Ben: Laura Marling is superb. Little Simz is one the most exciting British rappers right now. Honourable mention again to J Mitch. Bellatrix is absurdly good, and doing something quite unlike anyone else (live-looping her world-champion beatboxing skills and layering lots of vocal on top, creating these mesmeric sound-storms, as well as wicked more 'normal' songs). I've come shamefully late to the genius of Amy Winehouse, but I'm fully at the party now. I was recently lucky enough to work with Rebecca Taylor from Slow Club, and she has a ridiculously good voice (as well as also being a hilarious and on-point lyricist, socially and emotionally). Plus the Staves who can send me into a dreamlike trance like few others. I think that'll do for now.
Jami: Ella Fitzgerald.
John: Celine Dion. I think most of my vocal technique comes from listening to Celine as a kid.
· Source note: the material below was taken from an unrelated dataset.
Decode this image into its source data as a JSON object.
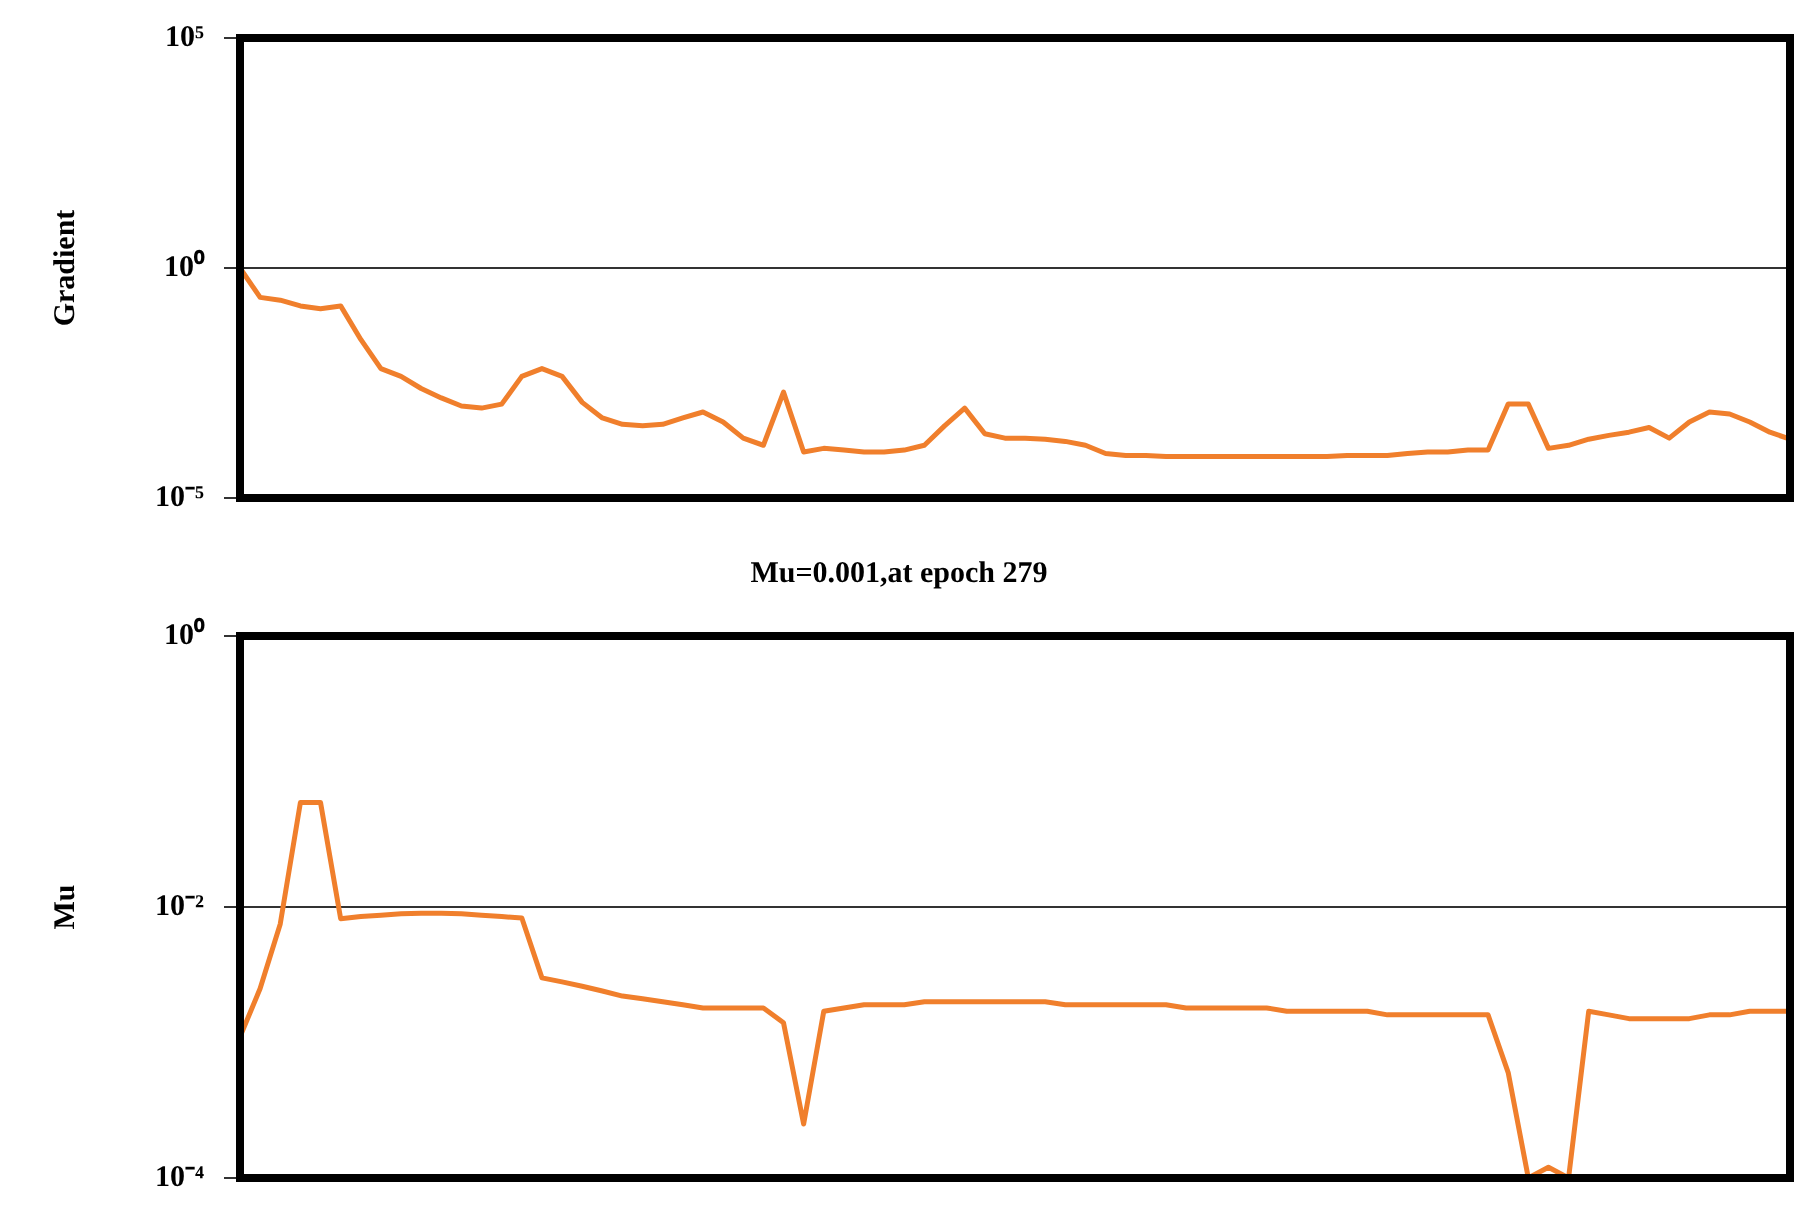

Choir of Man – 'His name alone is enough to make me want to throw myself off a bridge'

First song you remember hearing as a child?
Aidan: 'Bat out of Hell' by Meat Loaf. He was a favourite of my dad's as we drove to school. Either that or 'Baby Love' by the Supremes, a favourite of my mum's.
Tom: 'Lucky' by Britney Spears. I even bought the album #noshame.
Andy: 'Tiger Feet'. Dad had massive tiger slippers and used to dance around the house.
Freddie: 'Step in Time' by Dick Van Dyke from Mary Poppins.
Peter: Diana Krall's 'Frim Fram Sauce'.
Mark: I remember dancing around the front room to 'You Could Be Mine' by Guns N' Roses. It was on the Terminator 2 soundtrack and I was a child with a bit of an Arnold Schwarzenegger obsession.
Ben: It's mostly my dad's stuff, cassettes from long car journeys. I love Steely Dan in particular. But I think I heard dad's poorly-sung versions of most songs before I heard the actual songs themselves. When I heard them they were obviously nothing like what he'd been singing: to this day I find myself humming bits of the Who or Stevie Winwood completely incorrectly, and this is my dad's bizarre legacy. I quite like it, actually.
Jami: Sinatra's 'Young at Heart' or 'Me and My Shadow'.
John: Baywatch theme tune. I used to sing this non-stop as a child.

Which song defined your teenage years?
Aidan: 'Is it Just Me?' by the Darkness.
Tom: Anything by Scooter.
Andy: 'Holiday' by Green Day.
Freddie: 'Beyond the Sea' by Bobby Darin.
Peter: Panic! at the Disco's album A Fever You Can't Sweat Out.
Mark: 'Mr Brightside' by the Killers. It brings back all the memories of being an awkward teen at school discos attempting, and failing, to flirt with the girls.
Ben: I'm not far from Sheffield, and about the time I shed trackies for jeans, the Arctic Monkeys burst into the world. It was real coming-of-age stuff for me, hearing songs in roughly my accent, singing about very, very British things. I also had a really niche love affair with Robert Randolph & the Family Band, an American quasi-Christian funk rock group (which isn't what I normally go for at all) because I think I once heard them on a Windows XP advert and fell completely, inexplicably, in love with them and their sound. 'I Need More Love' was on my iPod near constantly for years after that.
Jami: 'Open Your Heart' by Madonna or 'Give it Away' by Red Hot Chili Peppers.
John: Boston's 'More Than a Feeling'.

Which song will play at your funeral as the mourners troop out?
Aidan: 'The Throne Room' by John Williams from Star Wars: Episode IV – A New Hope. Have you ever heard such a victorious hope-filled song to go out on?
Tom: 'Bridge Over Troubled Water'. They'd be weeping!
Andy: 'Send Me on My Way' by Rusted Root.
Freddie: 'PM's Love Theme' by Craig Armstrong.
Peter: 'Father and Son' by Cat Stevens.
Mark: 'Mr Blue Sky' by ELO. It always brings a smile to my face when I hear it and always leaves me wanting more. That's the best way to go right? Always leave them wanting more.
Ben: If there's no Elbow at my funeral then I will die. Oh wait …
Jami: I'd have to go for an extended version of 'Under the Sea' from The Little Mermaid. Possibly not the most appropriate but I friggin' love it. Would have to be with full steel-drum orchestra obvs.
John: 'You'll Never Walk Alone'. I'm a huge Liverpool fan, but besides that, I think the hopeful and positive message behind the song is beautiful.

Choir of Man, Assembly Rooms, Edinburgh, Thu 3–Sun 27 Aug (not Mon 14).